Day 9: The next day was only a paddling day. It rained on us intermittently and we were a bit cold. At one point a thunderstorm rolled in quickly. By the time we thought maybe it would be safer onshore, the storm had already passed over. There were a number of gravel bars along our route that provided for great lunch spots and often had some sand that made doing some plyometrics fun (mostly to warm up!). We camped on a few of these gravel bars. That night, at 9 PM, the weather definitively switched. The sun stayed out for good- all night long:)

Day 10: Under sunny skies we departed our gravel bar campsite. 1.5 miles later we realized we had left our water bag and filter. Given we didn’t have any side hiking planned for the day, I declared we go back to retrieve the water bag and filter. Erik and I took off on this mission alone and predominantly portaged upstream along the gravel bars. The current was way too strong for our packrafts to paddle upstream. When the gravel bars ran out, we got in the packraft and ferried across the river. It took us about 50 minutes to get back upstream and only 20 minutes to go back downstream! It was a good thing we did that little adventure because that proved to be the most adventurous thing we did all day!
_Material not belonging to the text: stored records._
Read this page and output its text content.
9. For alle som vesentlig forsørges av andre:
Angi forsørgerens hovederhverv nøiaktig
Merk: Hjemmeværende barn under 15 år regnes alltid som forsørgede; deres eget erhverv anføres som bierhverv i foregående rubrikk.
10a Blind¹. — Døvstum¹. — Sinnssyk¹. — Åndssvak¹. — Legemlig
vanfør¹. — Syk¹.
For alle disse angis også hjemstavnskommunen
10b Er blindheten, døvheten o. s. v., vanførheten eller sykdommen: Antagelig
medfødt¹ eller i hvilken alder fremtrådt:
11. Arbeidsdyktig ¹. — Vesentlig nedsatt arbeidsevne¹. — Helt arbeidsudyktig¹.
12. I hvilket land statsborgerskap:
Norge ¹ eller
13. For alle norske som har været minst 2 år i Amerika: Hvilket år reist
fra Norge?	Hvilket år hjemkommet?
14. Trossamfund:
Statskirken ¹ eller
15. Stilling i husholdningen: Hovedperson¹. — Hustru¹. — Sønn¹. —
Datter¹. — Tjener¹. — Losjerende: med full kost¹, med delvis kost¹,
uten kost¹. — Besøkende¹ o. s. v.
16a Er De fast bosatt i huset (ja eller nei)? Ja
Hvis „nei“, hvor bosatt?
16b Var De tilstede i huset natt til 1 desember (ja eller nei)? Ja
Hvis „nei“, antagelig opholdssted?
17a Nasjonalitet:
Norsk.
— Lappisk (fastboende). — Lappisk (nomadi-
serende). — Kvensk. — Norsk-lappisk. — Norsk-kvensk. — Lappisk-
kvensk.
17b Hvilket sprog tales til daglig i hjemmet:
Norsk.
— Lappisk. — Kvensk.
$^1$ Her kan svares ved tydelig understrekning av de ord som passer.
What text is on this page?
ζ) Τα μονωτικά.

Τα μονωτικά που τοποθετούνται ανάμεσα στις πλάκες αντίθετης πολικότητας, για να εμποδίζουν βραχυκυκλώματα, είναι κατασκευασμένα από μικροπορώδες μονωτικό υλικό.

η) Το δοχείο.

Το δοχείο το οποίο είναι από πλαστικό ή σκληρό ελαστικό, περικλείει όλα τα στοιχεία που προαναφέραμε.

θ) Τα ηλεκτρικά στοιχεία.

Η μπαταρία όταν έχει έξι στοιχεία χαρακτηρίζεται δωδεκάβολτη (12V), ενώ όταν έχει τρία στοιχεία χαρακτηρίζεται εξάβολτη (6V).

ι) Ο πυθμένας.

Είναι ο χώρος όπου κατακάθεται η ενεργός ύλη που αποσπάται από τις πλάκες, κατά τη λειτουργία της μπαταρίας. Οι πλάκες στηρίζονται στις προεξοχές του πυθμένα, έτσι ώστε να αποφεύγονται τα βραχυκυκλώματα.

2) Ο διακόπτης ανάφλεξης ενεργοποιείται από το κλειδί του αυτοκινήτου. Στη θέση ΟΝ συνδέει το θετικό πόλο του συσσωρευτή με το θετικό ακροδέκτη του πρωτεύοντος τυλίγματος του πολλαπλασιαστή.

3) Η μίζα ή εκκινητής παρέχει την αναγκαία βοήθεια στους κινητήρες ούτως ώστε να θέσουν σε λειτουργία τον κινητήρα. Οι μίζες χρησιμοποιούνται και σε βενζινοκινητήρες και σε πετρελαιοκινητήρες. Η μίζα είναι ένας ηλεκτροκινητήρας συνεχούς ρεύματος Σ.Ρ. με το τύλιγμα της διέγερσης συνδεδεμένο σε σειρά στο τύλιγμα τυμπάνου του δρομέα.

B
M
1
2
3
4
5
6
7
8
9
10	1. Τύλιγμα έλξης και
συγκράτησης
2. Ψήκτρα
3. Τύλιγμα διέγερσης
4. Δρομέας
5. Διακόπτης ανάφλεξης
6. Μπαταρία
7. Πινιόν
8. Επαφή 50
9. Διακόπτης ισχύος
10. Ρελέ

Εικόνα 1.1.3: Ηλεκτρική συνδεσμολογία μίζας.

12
After Glacier River came in, there was something on our maps labeled “Squaw Rapids.” We assumed these to be Class II and didn’t know much about them. It ended up being about a mile plus long of mostly choppy waves requiring minimal navigation. We can only assume that the high water levels covered up all the pillow rocks and actually made things easier.

The rest of the day we literally spent floating given the packrafts aren’t terribly fun to paddle and the current was trucking along at a good 4-5 miles an hour anyway. We enjoyed the scenery as the trees gradually got bigger and bigger and we started to get out of the mountains. We camped on another gravel bar. Wow, backcountry camping is so easy when there is Goldilocks weather!

Erik and I paddling/floating. Photo: Sarah


 
Our second to last campsite.
Day 11: Another spectacular weather day. Again, we mostly floated but sometimes did some paddling when we felt we needed to make more time. Now we only occasionally had views back to the mountains.

Sarah and Tiffany floating in relaxed mode. The mountains are now way behind us. Photo: Erik
 
Day 12: We had a short paddle to the town of Bettles where we met our 10 person plane for the flight back to Fairbanks.

The gravel runway at the airport in the booming metropolis of Bettles. Way just kidding! Photo: Erik
 
In reflecting on this trip, especially the last 2 days when we had Goldilocks weather, what strikes me is how “normal” or ordinary this trip seemed to me. I love point to point or big circle adventures, and this one being a point to point, allowed for purpose. True, we were above the Arctic Circle and didn’t seen any other people in 10 days, but despite this I felt amazingly comfortable and “at home.”